Und jetzt noch einen ganz aktuellen Nachsatz, wenn auch leider mit unscharfen Fotos – aber was kann ich dafür, dass er so schnell seine Position verändert. – Gestern hat er meinen Sohn für eine hochnotdringliche Reparatur begleitet. Und da das erst am Vorabend verabredet wurde, hatte ich nicht die sonst übliche Wienerwurstportion für ihn vor Ort. Aber Brothäppchen mit Leberwurst nahm er mir ganz gnädig ebenfalls ab.

Als ich merkte, dass er den größten Teil der Zeit schlafend herumlag, erinnerte er mich doch stark an mich und mein Alter – aber er hat mich ja auch eingeholt, wenn nicht sogar überholt. – Das war es dann aus dem „Lenny-Schutz-Verein-Himmelhoch“.

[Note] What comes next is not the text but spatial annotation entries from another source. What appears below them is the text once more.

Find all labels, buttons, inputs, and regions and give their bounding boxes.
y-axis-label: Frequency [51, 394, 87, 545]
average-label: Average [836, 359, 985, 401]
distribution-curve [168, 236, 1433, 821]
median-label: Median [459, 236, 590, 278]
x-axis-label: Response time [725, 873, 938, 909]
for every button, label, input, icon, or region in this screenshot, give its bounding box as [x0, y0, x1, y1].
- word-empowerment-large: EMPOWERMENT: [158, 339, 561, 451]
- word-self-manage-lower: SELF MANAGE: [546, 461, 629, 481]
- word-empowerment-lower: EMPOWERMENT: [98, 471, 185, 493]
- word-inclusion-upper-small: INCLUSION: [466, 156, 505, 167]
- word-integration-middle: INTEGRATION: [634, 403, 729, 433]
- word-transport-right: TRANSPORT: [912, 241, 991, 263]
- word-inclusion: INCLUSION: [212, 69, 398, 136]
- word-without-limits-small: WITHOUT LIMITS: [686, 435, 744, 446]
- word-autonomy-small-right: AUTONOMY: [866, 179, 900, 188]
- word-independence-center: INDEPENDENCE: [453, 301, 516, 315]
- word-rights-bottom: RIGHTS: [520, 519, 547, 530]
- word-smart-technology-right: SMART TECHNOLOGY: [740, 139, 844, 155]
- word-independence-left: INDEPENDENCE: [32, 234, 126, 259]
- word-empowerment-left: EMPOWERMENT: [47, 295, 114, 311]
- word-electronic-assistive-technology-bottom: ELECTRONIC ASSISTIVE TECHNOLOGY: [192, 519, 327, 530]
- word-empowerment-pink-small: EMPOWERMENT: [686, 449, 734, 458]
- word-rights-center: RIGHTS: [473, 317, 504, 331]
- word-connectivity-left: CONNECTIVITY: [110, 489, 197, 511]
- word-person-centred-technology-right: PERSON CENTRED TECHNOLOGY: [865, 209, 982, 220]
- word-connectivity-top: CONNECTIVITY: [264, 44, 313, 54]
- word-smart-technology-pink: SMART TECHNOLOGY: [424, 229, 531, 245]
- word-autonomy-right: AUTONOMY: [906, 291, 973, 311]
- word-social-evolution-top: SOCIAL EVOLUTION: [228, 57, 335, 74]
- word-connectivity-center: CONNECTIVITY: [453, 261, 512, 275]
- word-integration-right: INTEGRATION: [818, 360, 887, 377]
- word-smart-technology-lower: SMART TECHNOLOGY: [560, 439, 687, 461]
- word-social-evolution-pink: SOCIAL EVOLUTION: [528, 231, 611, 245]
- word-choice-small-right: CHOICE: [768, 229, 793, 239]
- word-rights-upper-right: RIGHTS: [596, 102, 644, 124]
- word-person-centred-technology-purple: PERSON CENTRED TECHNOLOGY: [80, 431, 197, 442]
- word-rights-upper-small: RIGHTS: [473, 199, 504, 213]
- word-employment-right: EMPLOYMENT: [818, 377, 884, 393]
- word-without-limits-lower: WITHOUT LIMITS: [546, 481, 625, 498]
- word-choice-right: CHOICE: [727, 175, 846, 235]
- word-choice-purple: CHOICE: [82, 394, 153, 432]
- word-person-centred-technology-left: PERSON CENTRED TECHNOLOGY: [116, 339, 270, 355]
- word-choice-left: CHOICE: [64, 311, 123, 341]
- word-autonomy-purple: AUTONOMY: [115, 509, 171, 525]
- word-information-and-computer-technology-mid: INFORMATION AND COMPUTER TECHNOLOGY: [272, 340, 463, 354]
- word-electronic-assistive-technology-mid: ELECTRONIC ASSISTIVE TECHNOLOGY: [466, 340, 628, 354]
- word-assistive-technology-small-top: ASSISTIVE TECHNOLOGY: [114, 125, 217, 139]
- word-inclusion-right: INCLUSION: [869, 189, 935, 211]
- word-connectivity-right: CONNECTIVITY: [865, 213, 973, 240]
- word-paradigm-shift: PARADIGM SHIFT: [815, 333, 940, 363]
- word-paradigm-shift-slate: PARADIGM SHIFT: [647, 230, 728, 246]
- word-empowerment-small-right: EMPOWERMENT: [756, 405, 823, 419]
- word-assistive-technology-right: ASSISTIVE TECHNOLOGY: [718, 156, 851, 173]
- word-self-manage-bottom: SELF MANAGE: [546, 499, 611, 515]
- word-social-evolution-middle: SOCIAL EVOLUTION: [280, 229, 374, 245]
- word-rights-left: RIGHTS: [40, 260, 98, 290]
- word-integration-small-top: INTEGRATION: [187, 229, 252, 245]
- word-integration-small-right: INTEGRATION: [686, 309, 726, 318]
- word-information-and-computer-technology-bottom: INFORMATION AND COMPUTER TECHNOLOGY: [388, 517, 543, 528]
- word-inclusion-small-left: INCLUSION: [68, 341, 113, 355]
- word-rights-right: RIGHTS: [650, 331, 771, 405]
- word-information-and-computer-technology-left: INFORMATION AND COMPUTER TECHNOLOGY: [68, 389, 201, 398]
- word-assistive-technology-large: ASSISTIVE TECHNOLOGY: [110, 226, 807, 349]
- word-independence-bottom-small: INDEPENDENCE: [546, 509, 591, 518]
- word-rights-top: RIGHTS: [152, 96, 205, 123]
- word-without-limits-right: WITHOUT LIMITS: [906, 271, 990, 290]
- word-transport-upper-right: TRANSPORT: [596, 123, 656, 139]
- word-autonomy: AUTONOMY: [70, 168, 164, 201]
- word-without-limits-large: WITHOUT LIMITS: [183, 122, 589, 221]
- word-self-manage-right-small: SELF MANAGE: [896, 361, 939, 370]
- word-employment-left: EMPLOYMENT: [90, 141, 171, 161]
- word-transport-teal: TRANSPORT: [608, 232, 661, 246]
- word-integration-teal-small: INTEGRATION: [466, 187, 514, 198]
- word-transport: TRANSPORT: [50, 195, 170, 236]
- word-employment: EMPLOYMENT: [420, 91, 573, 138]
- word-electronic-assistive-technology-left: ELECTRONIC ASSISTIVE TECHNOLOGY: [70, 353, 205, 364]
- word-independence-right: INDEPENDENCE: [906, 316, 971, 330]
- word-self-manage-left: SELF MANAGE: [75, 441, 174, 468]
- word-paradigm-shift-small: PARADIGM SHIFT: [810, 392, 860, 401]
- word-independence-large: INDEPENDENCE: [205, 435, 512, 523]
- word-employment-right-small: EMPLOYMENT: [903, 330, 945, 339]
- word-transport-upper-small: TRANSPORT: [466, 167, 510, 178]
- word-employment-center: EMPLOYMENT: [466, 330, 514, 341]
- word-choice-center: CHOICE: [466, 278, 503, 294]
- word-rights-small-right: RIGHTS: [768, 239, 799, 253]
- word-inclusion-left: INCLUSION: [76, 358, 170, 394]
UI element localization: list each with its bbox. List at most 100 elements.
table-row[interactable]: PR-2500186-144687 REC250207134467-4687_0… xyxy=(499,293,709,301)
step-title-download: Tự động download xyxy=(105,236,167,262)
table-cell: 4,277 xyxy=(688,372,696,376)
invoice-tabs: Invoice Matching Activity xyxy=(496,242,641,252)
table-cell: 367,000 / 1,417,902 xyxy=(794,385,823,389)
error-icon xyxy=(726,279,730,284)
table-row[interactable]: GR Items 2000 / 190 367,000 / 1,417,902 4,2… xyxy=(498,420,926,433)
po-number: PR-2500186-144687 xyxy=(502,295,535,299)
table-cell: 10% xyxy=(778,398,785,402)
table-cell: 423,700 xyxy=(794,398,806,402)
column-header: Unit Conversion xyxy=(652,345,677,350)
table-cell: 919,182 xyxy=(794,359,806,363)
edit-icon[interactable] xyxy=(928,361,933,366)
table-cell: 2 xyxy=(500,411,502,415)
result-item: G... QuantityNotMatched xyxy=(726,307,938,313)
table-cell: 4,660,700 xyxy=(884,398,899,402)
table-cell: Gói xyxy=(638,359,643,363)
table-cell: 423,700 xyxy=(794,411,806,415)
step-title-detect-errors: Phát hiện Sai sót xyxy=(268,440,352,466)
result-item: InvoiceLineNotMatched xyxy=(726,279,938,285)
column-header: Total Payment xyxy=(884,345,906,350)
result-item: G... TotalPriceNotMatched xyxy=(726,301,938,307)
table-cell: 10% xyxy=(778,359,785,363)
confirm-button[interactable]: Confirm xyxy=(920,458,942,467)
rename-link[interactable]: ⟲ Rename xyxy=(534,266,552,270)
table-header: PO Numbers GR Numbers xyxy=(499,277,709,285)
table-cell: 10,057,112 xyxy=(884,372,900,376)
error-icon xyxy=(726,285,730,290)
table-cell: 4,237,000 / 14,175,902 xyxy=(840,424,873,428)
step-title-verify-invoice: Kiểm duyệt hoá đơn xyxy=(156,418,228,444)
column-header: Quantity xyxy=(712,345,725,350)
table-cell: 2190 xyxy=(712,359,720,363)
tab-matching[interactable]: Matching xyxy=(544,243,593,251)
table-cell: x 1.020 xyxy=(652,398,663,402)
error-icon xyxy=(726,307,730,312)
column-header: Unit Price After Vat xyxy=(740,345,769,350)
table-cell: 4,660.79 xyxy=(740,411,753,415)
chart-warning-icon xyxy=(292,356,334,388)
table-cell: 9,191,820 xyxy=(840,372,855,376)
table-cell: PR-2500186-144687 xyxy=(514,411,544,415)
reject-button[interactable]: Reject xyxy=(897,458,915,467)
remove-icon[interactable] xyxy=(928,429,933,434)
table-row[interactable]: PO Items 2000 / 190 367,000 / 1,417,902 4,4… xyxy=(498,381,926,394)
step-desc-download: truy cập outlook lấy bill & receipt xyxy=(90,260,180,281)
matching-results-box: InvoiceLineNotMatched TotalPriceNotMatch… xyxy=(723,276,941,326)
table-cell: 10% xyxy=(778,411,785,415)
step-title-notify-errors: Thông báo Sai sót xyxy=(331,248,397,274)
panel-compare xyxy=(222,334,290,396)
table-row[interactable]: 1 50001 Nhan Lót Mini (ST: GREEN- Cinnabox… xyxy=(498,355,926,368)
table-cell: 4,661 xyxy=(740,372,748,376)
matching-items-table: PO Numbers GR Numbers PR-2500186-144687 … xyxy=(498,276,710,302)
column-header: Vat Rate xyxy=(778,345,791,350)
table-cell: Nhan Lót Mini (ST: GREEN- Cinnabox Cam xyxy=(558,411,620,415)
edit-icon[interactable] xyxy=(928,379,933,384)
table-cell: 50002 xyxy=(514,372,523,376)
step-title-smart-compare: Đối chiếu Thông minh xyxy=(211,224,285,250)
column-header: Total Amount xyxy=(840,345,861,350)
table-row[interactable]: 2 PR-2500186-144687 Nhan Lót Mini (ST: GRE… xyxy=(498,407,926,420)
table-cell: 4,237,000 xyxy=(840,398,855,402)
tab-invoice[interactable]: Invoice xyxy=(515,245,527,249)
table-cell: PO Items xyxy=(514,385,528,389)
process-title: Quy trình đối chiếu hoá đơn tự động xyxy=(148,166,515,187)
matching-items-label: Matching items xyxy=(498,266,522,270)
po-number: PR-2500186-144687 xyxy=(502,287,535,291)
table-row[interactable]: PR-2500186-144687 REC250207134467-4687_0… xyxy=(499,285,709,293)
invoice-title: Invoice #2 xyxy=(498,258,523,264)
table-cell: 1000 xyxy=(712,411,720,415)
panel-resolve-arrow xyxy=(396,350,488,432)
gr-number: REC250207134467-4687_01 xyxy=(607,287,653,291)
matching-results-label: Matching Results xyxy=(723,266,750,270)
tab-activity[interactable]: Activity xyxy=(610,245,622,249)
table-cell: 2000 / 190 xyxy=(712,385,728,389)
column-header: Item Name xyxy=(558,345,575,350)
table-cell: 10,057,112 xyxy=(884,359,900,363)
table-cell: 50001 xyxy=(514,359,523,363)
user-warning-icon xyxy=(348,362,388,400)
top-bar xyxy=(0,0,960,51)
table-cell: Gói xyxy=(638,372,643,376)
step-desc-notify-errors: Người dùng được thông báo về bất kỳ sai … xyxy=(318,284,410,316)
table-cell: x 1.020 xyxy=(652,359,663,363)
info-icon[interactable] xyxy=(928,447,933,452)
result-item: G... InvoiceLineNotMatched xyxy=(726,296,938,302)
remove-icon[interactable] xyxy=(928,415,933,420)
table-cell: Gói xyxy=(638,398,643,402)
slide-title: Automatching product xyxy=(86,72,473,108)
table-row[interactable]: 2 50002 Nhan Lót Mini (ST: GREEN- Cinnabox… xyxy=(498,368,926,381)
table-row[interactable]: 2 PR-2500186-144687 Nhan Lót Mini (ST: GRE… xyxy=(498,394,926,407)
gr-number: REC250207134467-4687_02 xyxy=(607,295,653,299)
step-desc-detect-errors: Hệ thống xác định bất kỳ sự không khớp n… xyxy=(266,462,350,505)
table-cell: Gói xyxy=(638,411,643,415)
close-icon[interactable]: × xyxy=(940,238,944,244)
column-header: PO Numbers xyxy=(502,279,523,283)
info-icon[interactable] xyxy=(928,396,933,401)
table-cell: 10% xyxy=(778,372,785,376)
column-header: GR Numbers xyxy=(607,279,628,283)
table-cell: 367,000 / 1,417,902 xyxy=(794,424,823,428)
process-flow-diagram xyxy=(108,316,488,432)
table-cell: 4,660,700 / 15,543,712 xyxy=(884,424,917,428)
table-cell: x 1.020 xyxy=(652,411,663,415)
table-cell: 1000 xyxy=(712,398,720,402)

Eines noch – die Leute im Haus werden immer seltsamer. Sohn und angeleinter Hund stehen vor dem Fahrstuhl, um zu mir nach oben zu fahren. Da kommt jemand aus dem Fahrstuhl mit zwei Hunden – den großen an der Leine, den kleinen freilaufend. Und der kläfft sofort den Lenny an – denn je kleiner die Hunde desto angriffslustiger – meist, nicht immer. – Sohn und Hund weichen sofort aus und steigen ein paar Stufen hoch. Kommentar: Kampfhunde haben hier nichts zu suchen (oder verloren.) – DAS ist genau die richtige Einstellung – bei uns ist auf dem ganzen Gelände Leinenzwang. Sich selbst falsch verhalten, aber andere anmaulen.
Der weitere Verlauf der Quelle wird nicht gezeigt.